New Delhi, May 29. Apart from higher returns and security than investment options like FD and PPF, the biggest benefit of receiving an EPF (Employees Provident Fund) is the exemption-exempt tax status.  That is, all money on your deposit, interest, and maturity is tax-deductible.  However, did you know that there are certain conditions when levying EPF tax?  For example, if the contribution to the EPF account made by the employer in a financial year exceeds a certain limit, it will be taxed.  There are other cases when you have to pay tax on EPF.  Let us know about some more events like this.  What is the rule,

Under current law, an employee's contribution to an EPF account is not taxable.  However, as per the rule effective from April 1, 2020, if the employer's contribution to the EPF account exceeds Rs.  Experts say the employer's additional contribution to the EPF, NPS, and/or pension fund (overvaluation) will be taxed as required by the employee.  The employer must calculate the amount of tax that will be reflected on your Form 16.  Suppose an employer contributes Rs. 1 lakh to a pension fund, Rs. 5 lakh to an NPS, and Rs. 2 lakh to an EPF account.  In a financial year.  This is a total of Rs 8 lakh, which is Rs 50,000 more than the tax-free limit of Rs 7.5 lakh.  In this way, the employee has to pay tax on the additional contribution.

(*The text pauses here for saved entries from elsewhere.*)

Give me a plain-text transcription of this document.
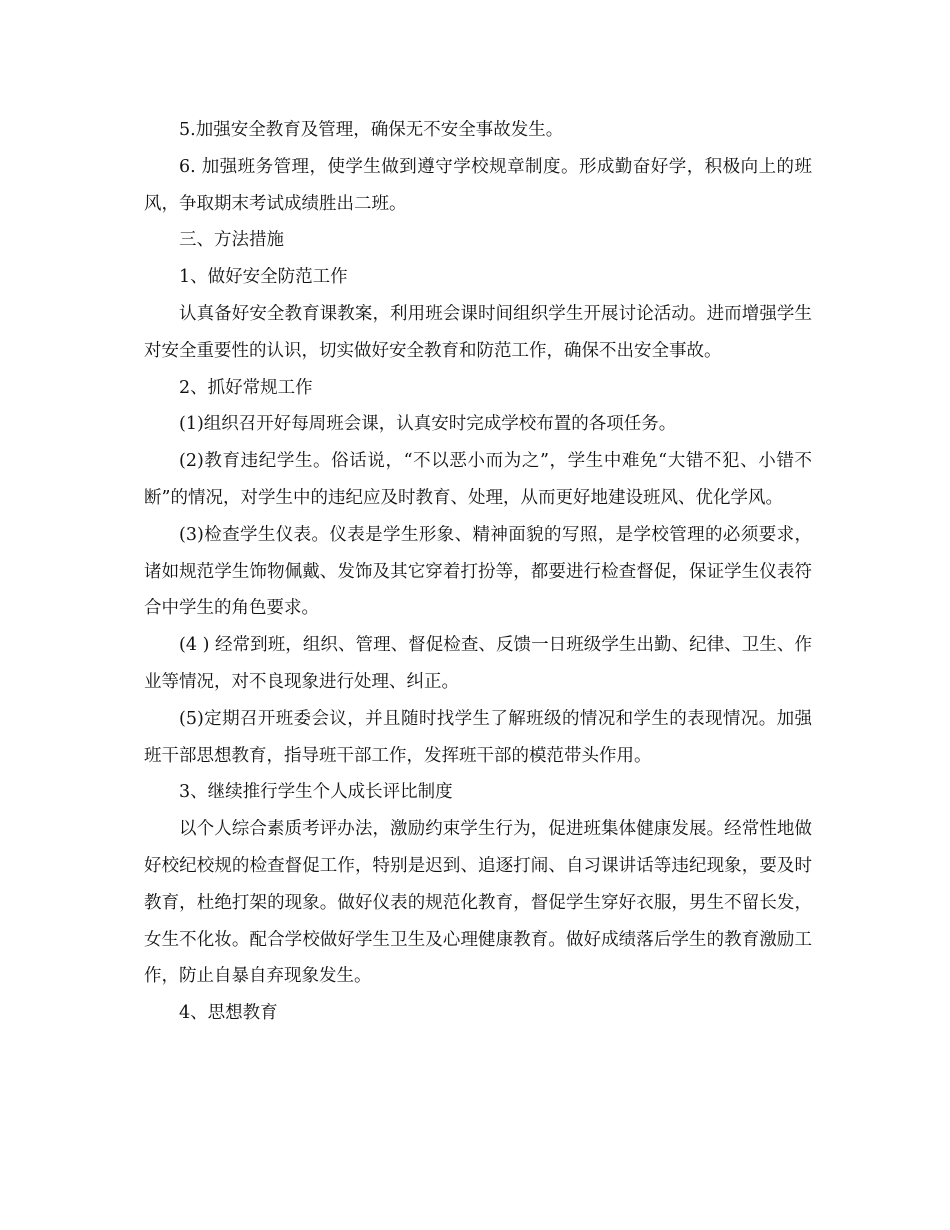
5.加强安全教育及管理，确保无不安全事故发生。

6. 加强班务管理，使学生做到遵守学校规章制度。形成勤奋好学，积极向上的班风，争取期末考试成绩胜出二班。

三、方法措施

1、做好安全防范工作

认真备好安全教育课教案，利用班会课时间组织学生开展讨论活动。进而增强学生对安全重要性的认识，切实做好安全教育和防范工作，确保不出安全事故。

2、抓好常规工作

(1)组织召开好每周班会课，认真安时完成学校布置的各项任务。

(2)教育违纪学生。俗话说，“不以恶小而为之”，学生中难免“大错不犯、小错不断”的情况，对学生中的违纪应及时教育、处理，从而更好地建设班风、优化学风。

(3)检查学生仪表。仪表是学生形象、精神面貌的写照，是学校管理的必须要求，诸如规范学生饰物佩戴、发饰及其它穿着打扮等，都要进行检查督促，保证学生仪表符合中学生的角色要求。

(4 ) 经常到班，组织、管理、督促检查、反馈一日班级学生出勤、纪律、卫生、作业等情况，对不良现象进行处理、纠正。

(5)定期召开班委会议，并且随时找学生了解班级的情况和学生的表现情况。加强班干部思想教育，指导班干部工作，发挥班干部的模范带头作用。

3、继续推行学生个人成长评比制度

以个人综合素质考评办法，激励约束学生行为，促进班集体健康发展。经常性地做好校纪校规的检查督促工作，特别是迟到、追逐打闹、自习课讲话等违纪现象，要及时教育，杜绝打架的现象。做好仪表的规范化教育，督促学生穿好衣服，男生不留长发，女生不化妆。配合学校做好学生卫生及心理健康教育。做好成绩落后学生的教育激励工作，防止自暴自弃现象发生。

4、思想教育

 If no contribution is made to NPS and pension fund

Suppose an employee does not have an NPS account and pension funds.  However, the employer's contribution to the EPF account for a financial year is Rs 8.5 lakh.  In this case, too, the employee has to pay more than Rs 7.5 lakh.

  Tax on interest in EPF account

 By the way, interest earned on the EPF account is tax-deductible.  But there are two circumstances in which interest received is taxable.  From April 1, 2021, if an employee's contribution exceeds Rs.  Second, as mentioned above, if the employer's contribution to the EPF, pension fund, and NPS is more than Rs 7.5 lakh in a financial year, interest on additional contributions will be taxable

  If the money is withdrawn from the EPF account at the time of maturity or partially withdrawn as allowed under the EPF scheme (for marriage, such as building a house), then the withdrawal is tax-deductible.  There is.  Full withdrawal from the EPF account is allowed.  This can be done when an employee leaves his job and does not get a new job after two months.  In such a case, withdrawals from the EPF account will be taxable, depending on how long the EPF account has been active.

 Learn the complete rules

Such withdrawals are tax-deductible if the money is withdrawn from the EPF account after 5 consecutive years of service.  On the other hand, if the continuous service is less than five years, the withdrawn amount will be taxed.  Also, if the withdrawal amount is more than Rs. 50,000, DTS will be applicable at the rate of 10%.  Please note that DTS for EPF withdrawals is applicable before the completion of 5 years of service and before withdrawals of more than Rs.50,000.